Recipe for Iraq's economy: oil, entrepreneurship

Top priorities now: ending sanctions, restoring the flow of oil and food aid, and getting cash to Iraqi workers.

For years, Iraq's economy has been held back by corruption, war, and an inefficient "command" structure in which major businesses were government-run.

Now, the economic questions facing Iraq are as basic as this: Can Iraq be converted to some form of capitalism, as Bush administration officials would like to happen, or will it follow a socialist model?

Iraq has some building blocks for a free-enterprise economy. Before the devastating war with Iran in the 1980s, Iraq had a growing middle class and one of the better education systems in the region. Iraqis returning from exile, moreover, promise to bring with them money and business skill.

Yet for now, both US officials and Iraqis are consumed with the most basic questions: establishing a currency, restoring electric power, staving off hunger. The top priorities are humanitarian aid, restoring order to ransacked urban areas, and getting Iraq's oil revenues flowing again.

The oil issue is tied to lifting the 12-year-old United Nations sanctions on Iraq. President Bush called for that last Wednesday. But a UN Security Council resolution to lift economic sanctions requires approval by France and Russia - nations that did not support the recent US-led war.

Analysts wonder if the dissenting nations will withhold a quick decision in an effort to leverage a greater role for the UN and themselves in Iraq's reconstruction.

Even under the sanctions, Iraqis demonstrated entrepreneurial initiative.

"They had to scavenge and recycle to keep power plants and water facilities going," says Frederick Barton, an economist at the Center for Strategic and International Studies in Washington. A black market also flourished, which could evolve into legal commercial activity.

About 2 million Iraqis work for the government, a relatively high proportion of the working-age population in the nation of perhaps 24 million people.

Salaries and pensions of state employees could be covered in local currency - at least until now. In the present turmoil, the dinar has become of questionable value. A new currency is planned.

At present, $1.7 billion of confiscated Iraqi assets abroad will be used to pay Iraqi civil servants in actual US currency. That infusion of cash could help avert an all-out economic collapse.

While the rise of free-market businesses could dramatically boost Iraq's long-term prosperity, another resource - oil - has a crucial role to play. And in this region it has generally been government-controlled.

Other Iraqi exports are negligible. So the US is counting considerably on oil revenues to fund reconstruction.

One sign of oil's significance is that the Oil Ministry building in Baghdad survived both the bombing and subsequent looting. When US forces moved into the city, they quickly protected it from damage.
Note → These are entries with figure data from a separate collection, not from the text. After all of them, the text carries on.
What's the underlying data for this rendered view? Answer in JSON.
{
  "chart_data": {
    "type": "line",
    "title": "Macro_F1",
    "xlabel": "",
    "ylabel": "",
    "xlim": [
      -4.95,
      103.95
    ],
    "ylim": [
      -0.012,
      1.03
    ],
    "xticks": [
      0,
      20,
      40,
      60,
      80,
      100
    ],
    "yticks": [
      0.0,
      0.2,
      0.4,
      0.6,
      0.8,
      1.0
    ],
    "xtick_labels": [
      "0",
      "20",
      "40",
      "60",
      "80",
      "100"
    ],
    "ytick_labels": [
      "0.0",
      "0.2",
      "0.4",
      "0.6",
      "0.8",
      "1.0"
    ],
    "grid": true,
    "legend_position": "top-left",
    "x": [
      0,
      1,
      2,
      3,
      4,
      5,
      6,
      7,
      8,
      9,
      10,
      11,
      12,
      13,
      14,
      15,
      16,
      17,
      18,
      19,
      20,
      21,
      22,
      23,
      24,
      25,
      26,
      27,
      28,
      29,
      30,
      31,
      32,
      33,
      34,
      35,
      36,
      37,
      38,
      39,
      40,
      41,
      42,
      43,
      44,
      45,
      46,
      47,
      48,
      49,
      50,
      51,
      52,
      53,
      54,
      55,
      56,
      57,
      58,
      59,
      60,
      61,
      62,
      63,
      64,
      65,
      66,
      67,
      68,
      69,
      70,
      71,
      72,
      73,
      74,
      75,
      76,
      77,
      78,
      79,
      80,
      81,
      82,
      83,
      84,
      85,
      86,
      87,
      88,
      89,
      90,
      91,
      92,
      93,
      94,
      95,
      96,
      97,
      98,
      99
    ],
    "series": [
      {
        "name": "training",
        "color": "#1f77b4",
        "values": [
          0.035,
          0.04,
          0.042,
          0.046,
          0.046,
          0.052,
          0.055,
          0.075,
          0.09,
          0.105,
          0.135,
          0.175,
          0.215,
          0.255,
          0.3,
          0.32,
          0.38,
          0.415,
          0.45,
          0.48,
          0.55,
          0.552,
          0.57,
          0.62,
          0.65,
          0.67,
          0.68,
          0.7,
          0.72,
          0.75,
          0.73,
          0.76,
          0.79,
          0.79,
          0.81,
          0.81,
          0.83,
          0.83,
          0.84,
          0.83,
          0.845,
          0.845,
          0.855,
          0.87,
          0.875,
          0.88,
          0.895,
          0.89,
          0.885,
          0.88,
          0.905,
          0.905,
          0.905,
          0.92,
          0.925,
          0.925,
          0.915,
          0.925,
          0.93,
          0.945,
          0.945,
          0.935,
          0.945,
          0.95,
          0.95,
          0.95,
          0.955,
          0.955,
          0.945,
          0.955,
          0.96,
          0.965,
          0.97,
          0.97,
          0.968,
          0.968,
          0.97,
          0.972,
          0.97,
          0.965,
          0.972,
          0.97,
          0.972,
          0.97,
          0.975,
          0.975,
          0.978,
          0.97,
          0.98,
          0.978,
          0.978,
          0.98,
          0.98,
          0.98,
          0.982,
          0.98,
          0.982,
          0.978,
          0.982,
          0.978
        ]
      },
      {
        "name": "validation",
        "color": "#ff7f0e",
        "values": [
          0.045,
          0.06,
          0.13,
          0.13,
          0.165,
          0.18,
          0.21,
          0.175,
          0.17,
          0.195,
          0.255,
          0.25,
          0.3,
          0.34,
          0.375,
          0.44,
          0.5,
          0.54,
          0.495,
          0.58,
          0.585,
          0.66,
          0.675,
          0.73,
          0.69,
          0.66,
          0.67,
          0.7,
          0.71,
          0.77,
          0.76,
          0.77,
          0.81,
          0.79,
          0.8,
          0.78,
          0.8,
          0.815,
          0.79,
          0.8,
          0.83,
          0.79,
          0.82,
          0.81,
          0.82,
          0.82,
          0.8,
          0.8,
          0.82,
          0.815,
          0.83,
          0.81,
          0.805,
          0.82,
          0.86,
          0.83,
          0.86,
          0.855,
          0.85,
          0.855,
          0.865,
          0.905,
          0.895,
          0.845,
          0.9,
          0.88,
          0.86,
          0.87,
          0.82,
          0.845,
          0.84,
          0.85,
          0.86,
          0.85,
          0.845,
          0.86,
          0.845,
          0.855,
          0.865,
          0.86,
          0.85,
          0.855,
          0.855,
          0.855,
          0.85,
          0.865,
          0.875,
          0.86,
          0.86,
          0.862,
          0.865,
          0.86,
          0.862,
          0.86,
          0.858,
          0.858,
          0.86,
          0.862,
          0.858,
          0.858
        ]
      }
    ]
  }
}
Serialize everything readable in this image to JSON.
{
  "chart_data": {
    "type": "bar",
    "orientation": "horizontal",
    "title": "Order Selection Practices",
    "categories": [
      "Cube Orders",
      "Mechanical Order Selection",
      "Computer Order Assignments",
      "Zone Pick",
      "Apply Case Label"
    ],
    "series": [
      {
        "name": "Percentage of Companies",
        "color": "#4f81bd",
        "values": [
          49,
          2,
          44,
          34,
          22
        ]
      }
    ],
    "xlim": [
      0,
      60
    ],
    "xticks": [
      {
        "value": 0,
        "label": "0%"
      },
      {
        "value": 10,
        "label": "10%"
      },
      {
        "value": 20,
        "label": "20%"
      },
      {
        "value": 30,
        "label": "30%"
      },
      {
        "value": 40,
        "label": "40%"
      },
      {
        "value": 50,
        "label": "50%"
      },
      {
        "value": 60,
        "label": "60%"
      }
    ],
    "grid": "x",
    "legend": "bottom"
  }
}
Iraq has been receiving $14 billion to $15 billion in legal oil revenues in recent years under the UN oil-for-food program. That amounts to about $600 a head. But under sanctions, Iraq's economy has, as Harvard University historian Robert Owen puts its, "gone into free-fall." Iraqis became increasingly poor.

A quarter of the oil-for-food revenue has been used to compensate individuals harmed by the invasion of Kuwait. That UN compensation program may or may not begin to cover claims by governments and corporations. The US government is seeking a quick reduction in Iraq's massive foreign debts of $383 billion.

In any case, the oil money alone will not be enough to finance reconstruction.

Congress recently authorized $2.47 billion for relief and reconstruction in Iraq. This will be used to repair of war damage and for other immediate needs specified by the de facto ruler of Iraq, retired Army Gen. Jay Garner, and his Office of Reconstruction and Humanitarian Assistance.

A host of contracts to meet these needs has been already awarded or is planned.

The US and other countries have also given money to UN agencies, such as the World Food Program, to deal with Iraq's immediate needs for food and other aid.

Over the longer term, the future of Iraq's oil industry must be decided. Will it be partly privatized, or left under the complete control of the Iraqi National Oil Co.? Presumably a new Iraqi regime will decide.

Patrick Clawson, an economist at the Washington Institute for Near East Policy, suggests the "Saddam program" be followed. In 1989, Saddam Hussein proposed that the national oil company look after existing oil fields, and that new fields be developed by foreign oil companies under production-sharing deals. He reaffirmed this plan in February.

Critics call this "privatization in disguise," but privatization is exactly what free-enterprise enthusiasts in the Bush administration advocate for Iraq's oil, petrochemicals, and other state enterprises.

Multilateral agencies such as the World Bank are expected to send out staff soon to assess the development needs of Iraq. This could take months. World Bank President James Wolfensohn calls Iraq a country that "would respond quickly" to aid

A long-term hope of Harvard's Mr. Owen is that the Iraqi economy can be diversified, with more backyard industry, a thriving agricultural sector, and a revival of small merchants. Shiite muslims, the key entrepreneurial class at one time, were repressed under Hussein's Sunni regime.